Damage assessment of circular bridge pier incorporating high-strength steel reinforcement under near-fault ground motions

Abstract

Bridge piers are typically the most vulnerable to damage during an earthquake, and the entire seismic performances of the bridge is determined to some extent by the hysteretic energy of its piers. It was discovered that partially embedding high-strength reinforcements in bridge piers is a reliable and efficient method to increase the ductility performance. The term “high-strength reinforcement” refers to reinforcement with a yield strength of (500 MPa) or above. The use of certain high-performance materials can help to enhance bridge pier seismic performance. Because of their strong and impulsive impact on structures, near-fault ground vibrations deserve special attention. These features are distinct from far-field ground vibrations, which are the basis of practically all seismic design requirements. The goal of this study is to evaluate the effects of near-fault ground vibrations on reinforced concrete bridge piers, as well as to develop a framework for evaluating bridge columns near active faults.

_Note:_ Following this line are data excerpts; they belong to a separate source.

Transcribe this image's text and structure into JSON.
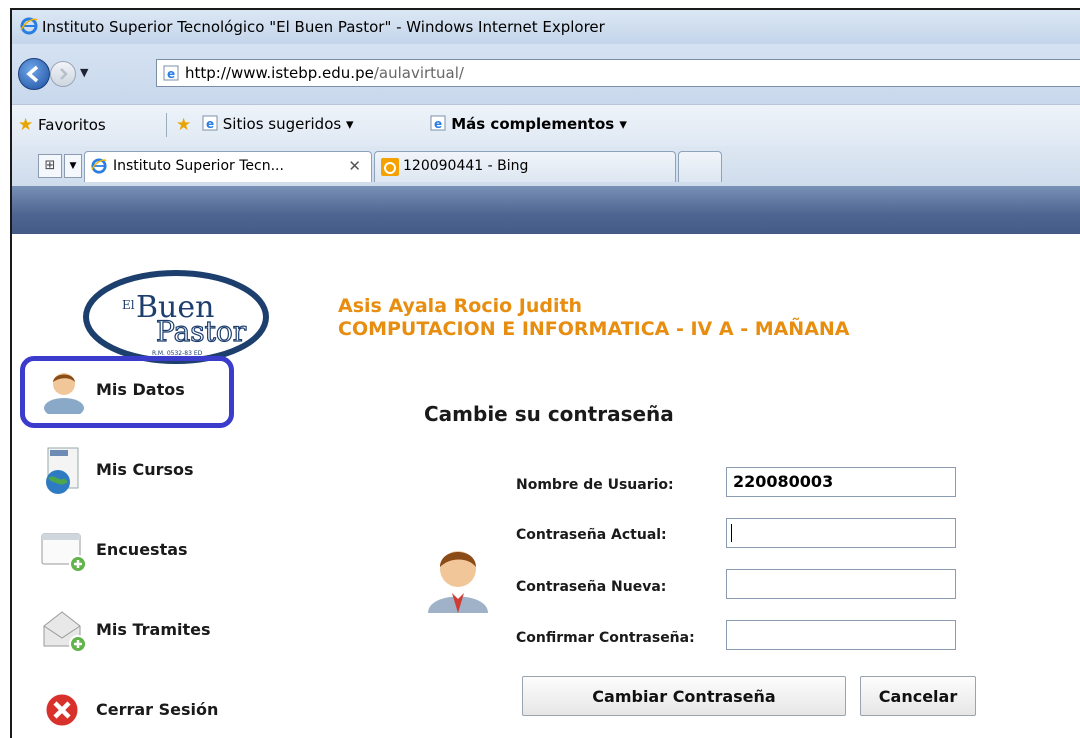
{
  "window": {
    "title": "Instituto Superior Tecnológico \"El Buen Pastor\" - Windows Internet Explorer"
  },
  "address": {
    "url_domain": "http://www.istebp.edu.pe",
    "url_path": "/aulavirtual/"
  },
  "favorites": {
    "favoritos": "Favoritos",
    "sitios": "Sitios sugeridos ▾",
    "complementos": "Más complementos ▾"
  },
  "tabs": [
    {
      "label": "Instituto Superior Tecn...",
      "close": "✕"
    },
    {
      "label": "120090441 - Bing"
    }
  ],
  "logo": {
    "text_el": "El",
    "text_buen": "Buen",
    "text_pastor": "Pastor",
    "text_small": "R.M. 0532-83 ED"
  },
  "user": {
    "name": "Asis Ayala Rocio Judith",
    "course": "COMPUTACION E INFORMATICA - IV A - MAÑANA"
  },
  "menu": [
    {
      "label": "Mis Datos",
      "icon": "user-icon"
    },
    {
      "label": "Mis Cursos",
      "icon": "globe-document-icon"
    },
    {
      "label": "Encuestas",
      "icon": "window-add-icon"
    },
    {
      "label": "Mis Tramites",
      "icon": "envelope-add-icon"
    },
    {
      "label": "Cerrar Sesión",
      "icon": "close-circle-icon"
    }
  ],
  "form": {
    "title": "Cambie su contraseña",
    "fields": [
      {
        "label": "Nombre de Usuario:",
        "value": "220080003"
      },
      {
        "label": "Contraseña Actual:",
        "value": ""
      },
      {
        "label": "Contraseña Nueva:",
        "value": ""
      },
      {
        "label": "Confirmar Contraseña:",
        "value": ""
      }
    ],
    "submit": "Cambiar Contraseña",
    "cancel": "Cancelar"
  },
  "colors": {
    "accent_orange": "#E78D10",
    "highlight_blue": "#3C3CCC",
    "banner": "#4D6590"
  }
}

The impact of Forward-directivity pulses effect on the behavior of a continuous steel box girder bridge pier is investigated in this work using fragility analysis. Damage measures such as pier displacement ductility and rotational ductility of pier are used to generate fragility curves and Probabilistic seismic demand model for bridge pier using high strength reinforcement bars under the ensemble of near-field forward- directivity earthquakes. The damage model presented may be assumed to be a well-versed model which may address the variability in earthquake ground motion while performing the bridges pier seismic vulnerability evaluation. Two sets of near-field forward-directivity records with peak ground velocity to peak ground acceleration ratio (high PGV: PGA > 150 cm/s/g and low PGV: PGA < 150 cm/s/g) are employed to carry out incremental dynamic analysis. The findings show that even at low PGA levels, near-field directivity pulses result in a substantial chance of pier damage exceedance.